A DC-10-10 airliner modified for aerial firefighting is making a spectacular debut at this year’s show. The DC-10 Super Tanker dumps 7,000 U.S. gallons of water in only eight seconds along the airshow flightline, from a series of external tanks mounted along the centerline (see picture page 1).
Quietly developed over the past two years by private U.S. investors, the capability could be a crucial counter to devastating wildfires such as those that ravaged southern France and the western U.S. last year.
The 10 Tanker STC company is a joint venture between the principals of Omni Air International, a U.S.-certificated carrier already operating DC-10s, and Cargo Conversions, owned by Rick Hatton. The joint venture hopes to achieve Federal Aviation Administration certification (inclusive of FAR 36 Stage III noise compliance) in July. The tank installation and flight tests have been taking place at Victorville Airport, the former George Air Force Base at the edge of the Mojave Desert in southern California.
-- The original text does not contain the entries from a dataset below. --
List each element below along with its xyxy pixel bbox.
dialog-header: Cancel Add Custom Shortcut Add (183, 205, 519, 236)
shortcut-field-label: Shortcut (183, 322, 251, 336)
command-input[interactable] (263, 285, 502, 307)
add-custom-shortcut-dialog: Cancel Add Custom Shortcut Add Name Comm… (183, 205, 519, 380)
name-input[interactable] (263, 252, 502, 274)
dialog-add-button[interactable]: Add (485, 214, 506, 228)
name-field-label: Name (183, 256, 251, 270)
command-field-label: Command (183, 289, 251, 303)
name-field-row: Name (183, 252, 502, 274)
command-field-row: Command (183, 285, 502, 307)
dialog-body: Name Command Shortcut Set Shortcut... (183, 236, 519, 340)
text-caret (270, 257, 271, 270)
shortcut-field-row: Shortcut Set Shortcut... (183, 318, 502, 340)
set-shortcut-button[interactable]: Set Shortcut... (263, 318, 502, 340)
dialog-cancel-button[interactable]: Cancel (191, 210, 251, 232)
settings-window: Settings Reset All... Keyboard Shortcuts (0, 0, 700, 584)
Hatton told Aviation International News that the water dump system uses the computerized gravity-feed system favored by the U.S. Forest Service. The drop rate is controlled from the cockpit and is governed by the extent to which the tank doors are opened. It can be adjusted to meet the requirements of firefighters on the ground: the maximum drop is 12,000 U.S. gallons at a rate of 1,500 gallons per second. “Essentially, we’ve taken the system that was proven by Erickson Air-Crane on its S-64 helicopter and scaled it up for the DC-10,” he said.
The aircraft has an operational radius of 500 nm when fully loaded and a ferry range of 3,000 nm. In an area the size of the U.S. or Australia, five aircraft could be positioned so that any fire could be reached within one hour. The tanks can be refilled on the ramp in eight seconds.
Airshow rules limit the drop height here to 300 feet, but this can be as low as 150 feet at a speed of 142 knots, “providing excellent maneuverability, stall margin, and pullout capability,” according to Hatton.
The flying qualities have been tested in a simulator, as well as on this airplane and a DC-10 freighter at “significantly higher weights than the Super Tanker will operate,” he added.
After certification, 10 Tanker intends to offer the firefighting service itself, and Hatton sees an initial market for multiple aircraft. The company will perform aerial demonstration drops here at approximately 3.30 p.m. from today until Thursday.